9. A fluorine-passivated CIS made by the method of claim 1.

10. A CIS comprising an array of pixels, each pixel comprising a pinned photodiode, an isolation trench, and a plurality of transistors, wherein at least one of the pinned photodiode, isolation trench, or one of the plurality of transistors comprises fluorine.

11. The CIS of claim 10, wherein the pinned photodiode comprises fluorine in an amount sufficient to passivate a space charge region in the pinned photodiode.

12. The CIS of claim 10, wherein the pinned photodiode comprises fluorine in an amount sufficient to passivate a surface of the pinned photodiode.

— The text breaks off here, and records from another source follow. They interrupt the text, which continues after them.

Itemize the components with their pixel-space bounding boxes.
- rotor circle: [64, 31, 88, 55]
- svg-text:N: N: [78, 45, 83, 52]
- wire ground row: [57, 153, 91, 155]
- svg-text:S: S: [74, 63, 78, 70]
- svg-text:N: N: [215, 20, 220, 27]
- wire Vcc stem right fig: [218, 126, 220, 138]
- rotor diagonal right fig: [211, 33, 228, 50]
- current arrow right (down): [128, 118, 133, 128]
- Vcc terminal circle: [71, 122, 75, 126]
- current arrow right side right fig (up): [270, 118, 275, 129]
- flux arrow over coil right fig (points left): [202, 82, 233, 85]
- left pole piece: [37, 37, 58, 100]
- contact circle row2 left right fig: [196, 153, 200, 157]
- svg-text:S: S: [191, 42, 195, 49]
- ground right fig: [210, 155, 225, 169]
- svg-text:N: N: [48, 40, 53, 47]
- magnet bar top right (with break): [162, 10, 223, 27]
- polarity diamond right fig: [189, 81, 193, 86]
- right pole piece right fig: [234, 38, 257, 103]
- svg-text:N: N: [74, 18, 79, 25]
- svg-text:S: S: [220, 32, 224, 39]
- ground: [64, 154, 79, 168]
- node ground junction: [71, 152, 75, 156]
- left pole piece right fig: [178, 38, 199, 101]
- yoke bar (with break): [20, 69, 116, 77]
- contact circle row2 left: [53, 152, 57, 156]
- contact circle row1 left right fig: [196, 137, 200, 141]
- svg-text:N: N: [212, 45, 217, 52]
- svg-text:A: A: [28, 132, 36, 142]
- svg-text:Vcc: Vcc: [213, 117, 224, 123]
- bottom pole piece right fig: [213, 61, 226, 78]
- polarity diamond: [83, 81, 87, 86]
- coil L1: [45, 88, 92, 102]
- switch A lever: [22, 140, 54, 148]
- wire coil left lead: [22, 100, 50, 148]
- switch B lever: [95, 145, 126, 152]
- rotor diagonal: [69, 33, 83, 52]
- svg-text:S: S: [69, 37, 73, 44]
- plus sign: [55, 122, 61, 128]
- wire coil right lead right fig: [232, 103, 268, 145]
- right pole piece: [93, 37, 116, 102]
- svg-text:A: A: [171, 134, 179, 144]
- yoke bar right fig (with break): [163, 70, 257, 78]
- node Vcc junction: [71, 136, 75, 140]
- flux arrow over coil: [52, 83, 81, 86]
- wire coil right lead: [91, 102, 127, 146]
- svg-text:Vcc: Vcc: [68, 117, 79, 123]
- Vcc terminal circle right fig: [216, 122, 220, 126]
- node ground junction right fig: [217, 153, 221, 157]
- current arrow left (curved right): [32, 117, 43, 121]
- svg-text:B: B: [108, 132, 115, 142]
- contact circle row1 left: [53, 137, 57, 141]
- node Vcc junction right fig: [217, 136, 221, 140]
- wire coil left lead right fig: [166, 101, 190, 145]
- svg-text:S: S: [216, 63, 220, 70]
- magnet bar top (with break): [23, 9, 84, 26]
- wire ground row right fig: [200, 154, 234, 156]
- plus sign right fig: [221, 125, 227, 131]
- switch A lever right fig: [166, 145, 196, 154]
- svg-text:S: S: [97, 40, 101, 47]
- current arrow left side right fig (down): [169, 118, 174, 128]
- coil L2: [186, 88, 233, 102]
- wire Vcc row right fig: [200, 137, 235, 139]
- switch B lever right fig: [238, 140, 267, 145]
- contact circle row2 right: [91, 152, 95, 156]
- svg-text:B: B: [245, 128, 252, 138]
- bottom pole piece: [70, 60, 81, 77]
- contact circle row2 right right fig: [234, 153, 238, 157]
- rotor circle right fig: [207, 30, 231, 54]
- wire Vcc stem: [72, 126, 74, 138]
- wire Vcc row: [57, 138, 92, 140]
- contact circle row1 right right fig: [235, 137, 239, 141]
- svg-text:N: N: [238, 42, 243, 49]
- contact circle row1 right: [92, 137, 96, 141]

13. The CIS of claim 10, wherein a layer on a sidewall of the isolation trench comprises fluorine in an amount sufficient to passivate a surface of the layer.

14. The CIS of claim 10, wherein one or more of the plurality of transistors comprises an interfacial layer, the interfacial layer comprising fluorine in an amount sufficient to passivate a surface of the interfacial layer.

15. The CIS of claim 14, wherein the interfacial layer is adjacent to a gate dielectric.

16. The CIS of claim 10, wherein the CIS comprises fluorine in an amount sufficient to reduce the dark current of a pixel of the CIS relative to the dark current in a substantially identical pixel without fluorine.

17. The CIS of claim 10, wherein the fluorine passivates a silicon-containing surface or region by forming Si—F bonds.